Published Feb 27, 2014You have to hand it to Liam Neeson: while the esteemed actor continues his unlikely transition to becoming everyone's favorite action dad, he shows a discerning eye for selecting ideal projects and roles. From the Taken series to The Grey, he's proven to be reliably adept at lending a dignified air of authority to the star-crossed characters he portrays as they desperately seek to bring order back to chaos. Non-Stop succeeds in extending his hot streak, stranding Neeson high in the sky for a claustrophobic whodunit that keeps the edge of the seat nice and warm.
This time around he's Bill Marks, a Federal Air Marshal that we know little about besides that he has a daughter and a drinking problem. As he boards a flight bound for London and we're introduced to his fellow passengers and crew, the film has great fun in setting up nearly everyone as a potential danger. When he inevitably starts getting anonymous texts on his secure network threatening a death onboard every twenty minutes unless he agrees to pay 150 million dollars, Marks springs into action to finger the culprit.
Could it be the seemingly helpful doctor (Omar Metwally), the forceful dissident (Corey Stoll) or perhaps his own fellow agent, Hammond (Anson Mount)? Or are the messages coming from an even more unlikely suspect, such as the friendly flight attendant (Michelle Dockery) or his chatty seatmate (Julianne Moore)? While paranoia reigns up in the air after the bodies start piling up, a frame job sees Marks himself regarded as the chief suspect and he ignores orders from his superiors on the ground to stand down.
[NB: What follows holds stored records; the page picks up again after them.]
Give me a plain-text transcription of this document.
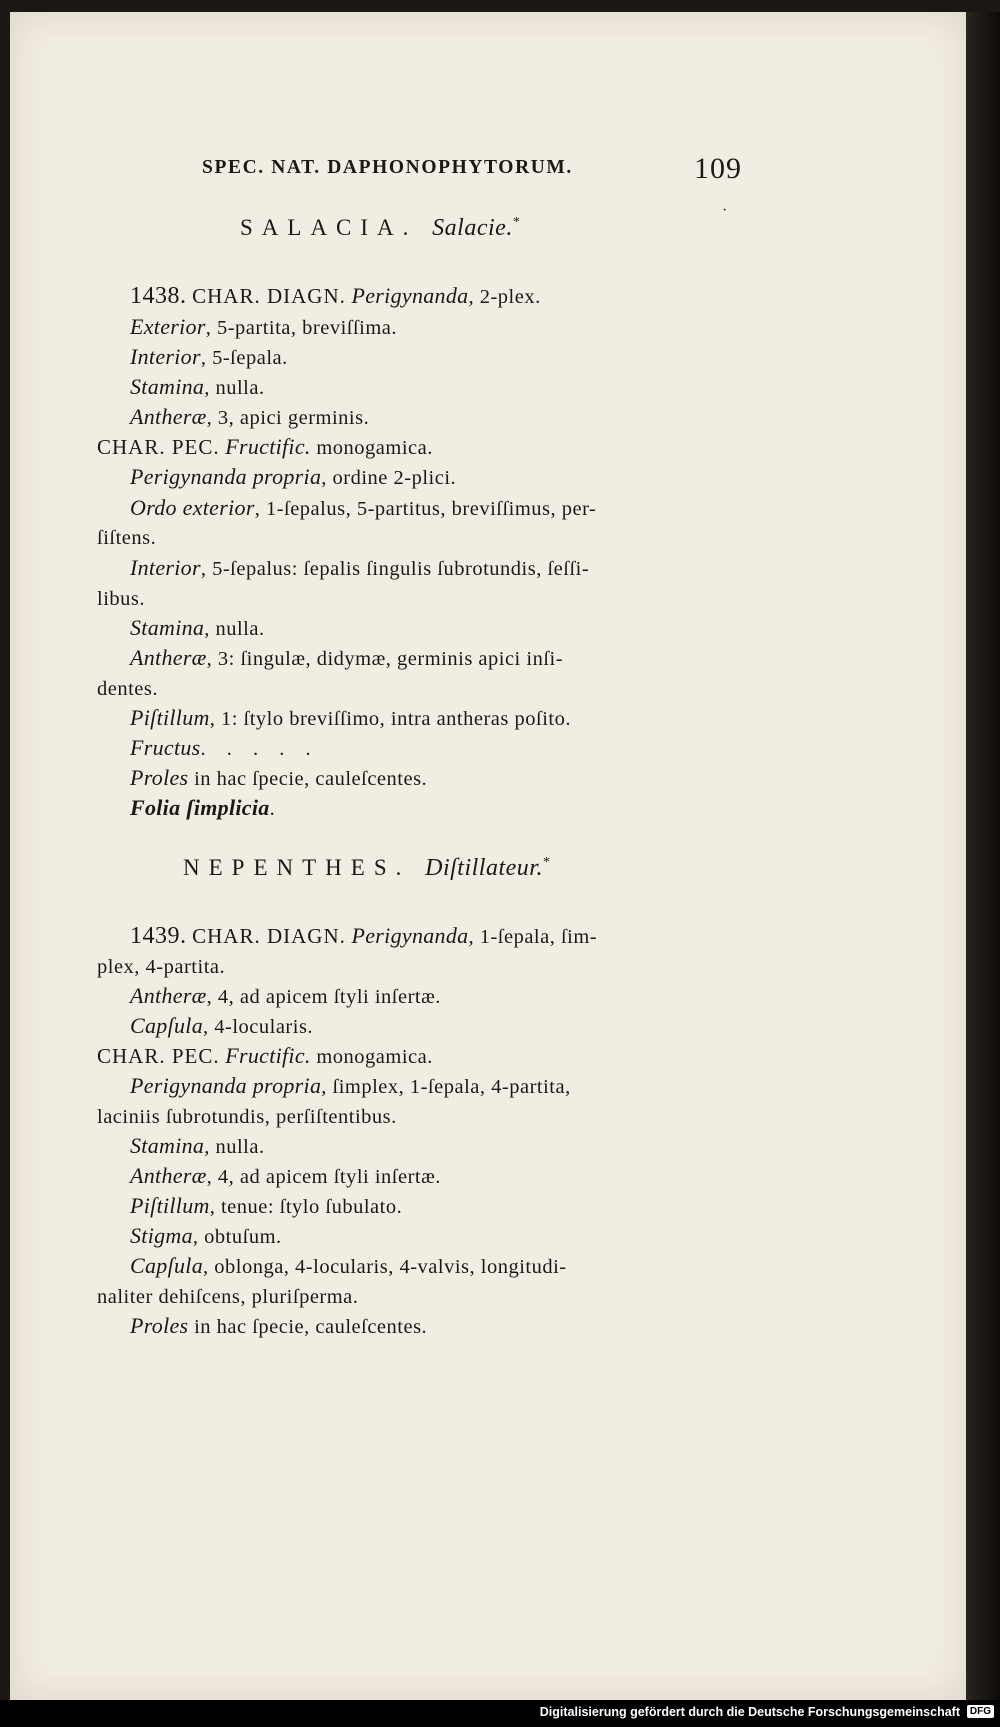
SPEC. NAT. DAPHONOPHYTORUM.	109
·
SALACIA. Salacie.*
1438. CHAR. DIAGN. Perigynanda, 2-plex.
Exterior, 5-partita, breviſſima.
Interior, 5-ſepala.
Stamina, nulla.
Antheræ, 3, apici germinis.
CHAR. PEC. Fructific. monogamica.
Perigynanda propria, ordine 2-plici.
Ordo exterior, 1-ſepalus, 5-partitus, breviſſimus, per-
ſiſtens.
Interior, 5-ſepalus: ſepalis ſingulis ſubrotundis, ſeſſi-
libus.
Stamina, nulla.
Antheræ, 3: ſingulæ, didymæ, germinis apici inſi-
dentes.
Piſtillum, 1: ſtylo breviſſimo, intra antheras poſito.
Fructus. . . . .
Proles in hac ſpecie, cauleſcentes.
Folia ſimplicia.
NEPENTHES. Diſtillateur.*
1439. CHAR. DIAGN. Perigynanda, 1-ſepala, ſim-
plex, 4-partita.
Antheræ, 4, ad apicem ſtyli inſertæ.
Capſula, 4-locularis.
CHAR. PEC. Fructific. monogamica.
Perigynanda propria, ſimplex, 1-ſepala, 4-partita,
laciniis ſubrotundis, perſiſtentibus.
Stamina, nulla.
Antheræ, 4, ad apicem ſtyli inſertæ.
Piſtillum, tenue: ſtylo ſubulato.
Stigma, obtuſum.
Capſula, oblonga, 4-locularis, 4-valvis, longitudi-
naliter dehiſcens, pluriſperma.
Proles in hac ſpecie, cauleſcentes.
Digitalisierung gefördert durch die Deutsche Forschungsgemeinschaft DFG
Though there are plenty of contrivances used to generate suspense, the script is smart enough to stay one step ahead of the audience for the most part and inject some nice moments of sly humour throughout. For instance, when a bomb is discovered with its requisite countdown timer, a discussion about defusing it breaks down quickly when they find there are no wires for anyone to cut. Some of the twists and reveals along the way may not hold up quite as well under closer scrutiny, but they sure keep things absorbing as they unfold.
For all of the red herrings and misdirection planted among the large cast, this remains unquestionably Neeson's film, and he takes it squarely on his shoulders and carries it with great command. Every action star needs an iconic moment and, though Neeson has already had a few in his time, he gives us another one here to rival his best. The plane takes a precipitous dive at a crucial moment and then suddenly levels out, sending a gun that was sitting on the floor flying upwards. Neeson, unfazed as always, plucks it out of mid-air and starts blasting bad guys.